“A J.Lo, really?” I gasped, in amazement.
“Yes, but it’s too expensive. I’m just going to stick with the body lift!” said BF, explaining the procedure her cosmetic surgeon had in mind – her not-so-hushed tones causing the people on the table next to us to nearly choke on their tikka masala.
There was a very good reason why BF and I were so excited about her upcoming transformation, with or without a J.Lo butt. It would mark the end of a life-long journey for my friend, who, two years ago, underwent radical weight-loss surgery after battling obesity for as long as she could remember.
In the 48 months following her gastric bypass operation, BF more than halved in size. We called her the Incredible Shrinking Woman. She ate like a sparrow, and even came to Dubai to do all sorts of water activities that she would never have done before due to not wanting to be seen in a swimsuit.
While her weight loss has been nothing short of miraculous, the thing that’s been most wondrous to see is the way it’s ignited an interest in dating, something she didn’t have the confidence for when she was a larger lady. So, all of a sudden, in her 39th year, BF started seeing various men – it was like she was living her entire 20s, in the 12 months before turning 40.

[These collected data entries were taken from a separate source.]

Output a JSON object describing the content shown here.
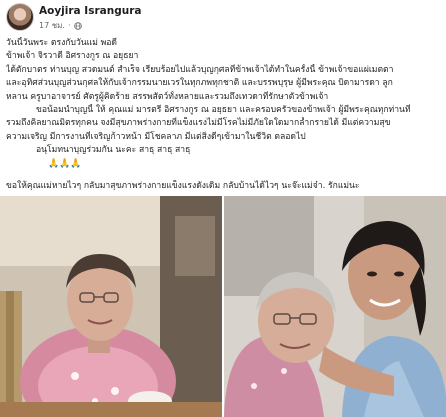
{
  "post": {
    "author": "Aoyjira Israngura",
    "timestamp": "17 ชม.",
    "separator": "·",
    "privacy_icon": "globe-icon"
  },
  "text": {
    "lines": [
      "วันนี้วันพระ ตรงกับวันแม่ พอดี",
      "ข้าพเจ้า จิรวาดี อิศรางกูร ณ อยุธยา",
      "ได้ตักบาตร ท่านบุญ สวดมนต์ สำเร็จ เรียบร้อยไปแล้วบุญกุศลที่ข้าพเจ้าได้ทำในครั้งนี้ ข้าพเจ้าขอแผ่เมตตา",
      "และอุทิศส่วนบุญส่วนกุศลให้กับเจ้ากรรมนายเวรในทุกภพทุกชาติ และบรรพบุรุษ ผู้มีพระคุณ บิดามารดา ลูก",
      "หลาน ครูบาอาจารย์ ศัตรูผู้คิดร้าย สรรพสัตว์ทั้งหลายและรวมถึงเทวดาที่รักษาตัวข้าพเจ้า",
      "ขอน้อมนำบุญนี้ ให้ คุณแม่ มารตรี อิศรางกูร ณ อยุธยา และครอบครัวของข้าพเจ้า ผู้มีพระคุณทุกท่านที่",
      "รวมถึงคิลยาณมิตรทุกคน จงมีสุขภาพร่างกายที่แข็งแรงไม่มีโรคไม่มีภัยใดใดมากล้ำกรายได้ มีแต่ความสุข",
      "ความเจริญ มีการงานที่เจริญก้าวหน้า มีโชคลาภ มีแต่สิ่งดีๆเข้ามาในชีวิต ตลอดไป",
      "อนุโมทนาบุญร่วมกัน นะคะ สาธุ สาธุ สาธุ",
      "🙏🙏🙏",
      "ขอให้คุณแม่หายไวๆ กลับมาสุขภาพร่างกายแข็งแรงดังเดิม กลับบ้านได้ไวๆ นะจ๊ะแม่จ๋า. รักแม่นะ"
    ]
  },
  "photos": [
    {
      "alt": "elderly-woman-seated-at-table"
    },
    {
      "alt": "author-hugging-elderly-woman"
    }
  ],
  "colors": {
    "text": "#1c1e21",
    "meta": "#65676b",
    "background": "#ffffff"
  }
}
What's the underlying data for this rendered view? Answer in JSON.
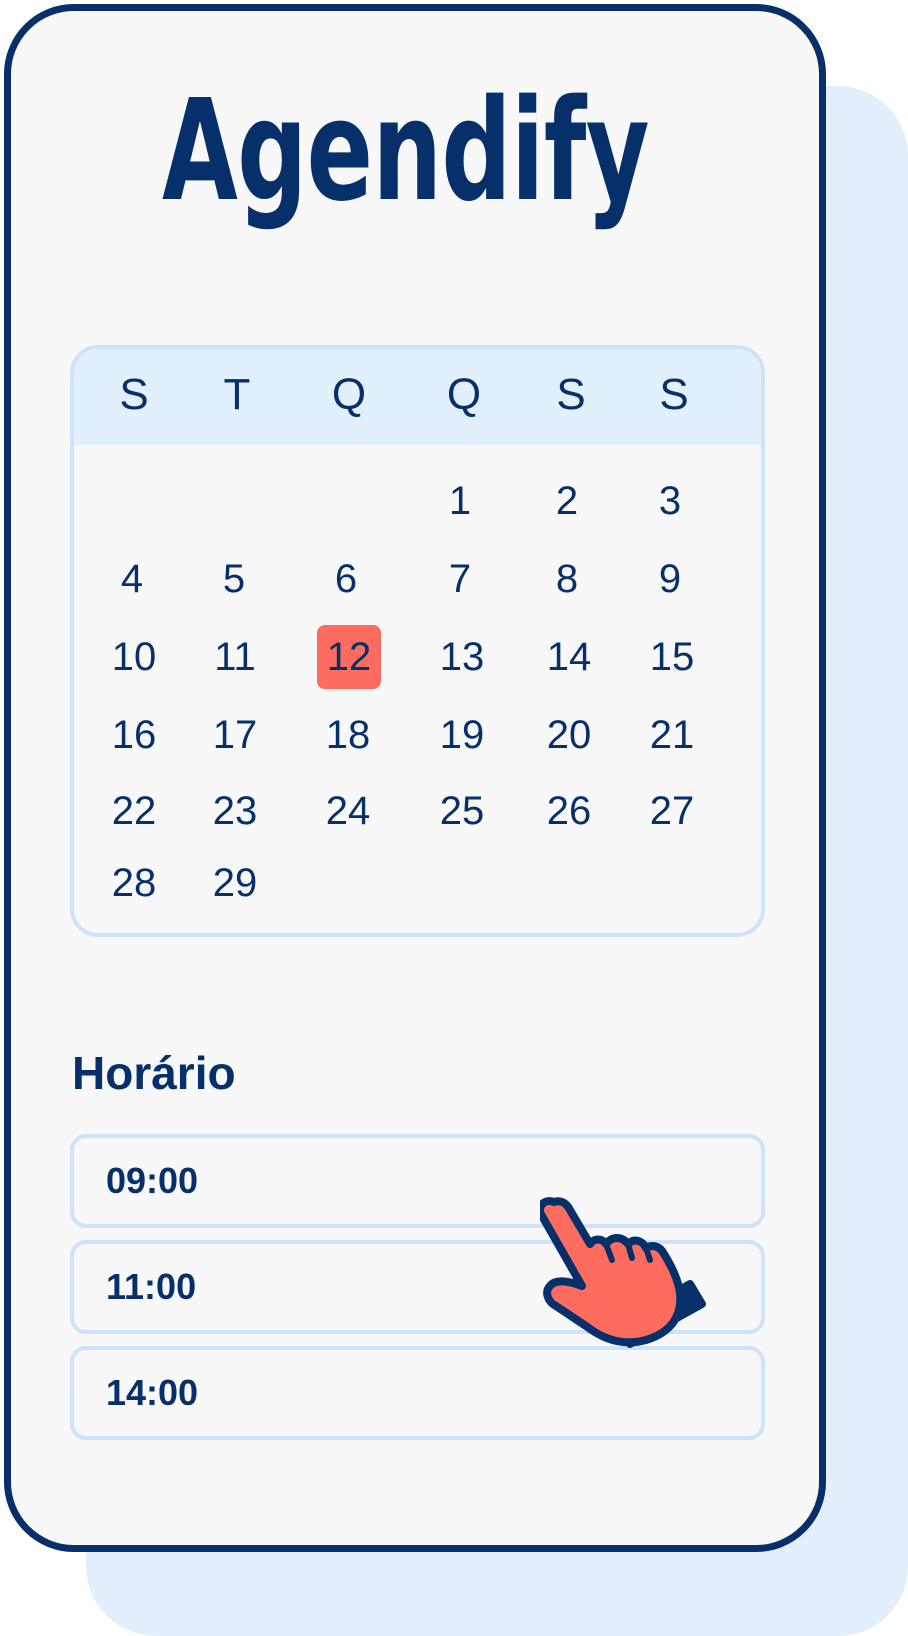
{
  "app": {
    "logo_text": "Agendify"
  },
  "calendar": {
    "weekdays": [
      "S",
      "T",
      "Q",
      "Q",
      "S",
      "S"
    ],
    "days": [
      "1",
      "2",
      "3",
      "4",
      "5",
      "6",
      "7",
      "8",
      "9",
      "10",
      "11",
      "12",
      "13",
      "14",
      "15",
      "16",
      "17",
      "18",
      "19",
      "20",
      "21",
      "22",
      "23",
      "24",
      "25",
      "26",
      "27",
      "28",
      "29"
    ],
    "selected_day": "12",
    "selected_color": "#fe6b5f"
  },
  "schedule": {
    "title": "Horário",
    "slots": [
      "09:00",
      "11:00",
      "14:00"
    ]
  },
  "colors": {
    "primary": "#07306a",
    "accent": "#fe6b5f",
    "light_blue": "#e2effd",
    "border_blue": "#cde3fb"
  },
  "icons": {
    "pointer": "hand-pointer-icon"
  }
}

This has all been quite illuminating, because when I had kids – and especially after moving into a compound in Dubai made up entirely of families – I became a fully paid-up member of the mummy mafia.
The advantages of membership include lovely DH, BB and LB, of course, a never-ending supply of neighbourhood playmates to distract the kids with and some great mummy friends to talk to while watching our off-spring play. I wouldn’t change a thing, but imagine my delight when I discovered I could re-live the thrill of dating via BF without actually being on the roller coaster myself.
Bloke1 came round to fix her computer a while ago and is still asking her out. Bloke 2 was in America so too far away. But it was Bloke 3 who stole her heart as they bonded over online Scrabble games. Until the despondent text message popped up on my phone.
“He’s dumped me,” it read, the let-down almost palpable.
It turned out he’d been to the dentist and the dental nurse had flirted with him, looked up his details on the computer and called him to ask him out (isn’t that unethical, not to mention rather forward, or am I really out of touch with this dating malarkey?)
We talked about kissing lots of frogs and BF drowned her sorrows – then made the most magnificent comeback.
“They say to get straight back on your horse,” she told me two days later. “I’ve got a date with a fireman on Friday.”
And now he’s Bloke number 4 and her new rough diamond (while Bloke 3, whose dental nurse proved to be no more than a fill-in, is back in touch wanting a rematch).
I’m so happy for her, I really am. She so deserves this. And I’ve also been reminded that, while things may feel a bit Desperate Housewives at times, I find the mummy mafia to be a far less bumpy ride.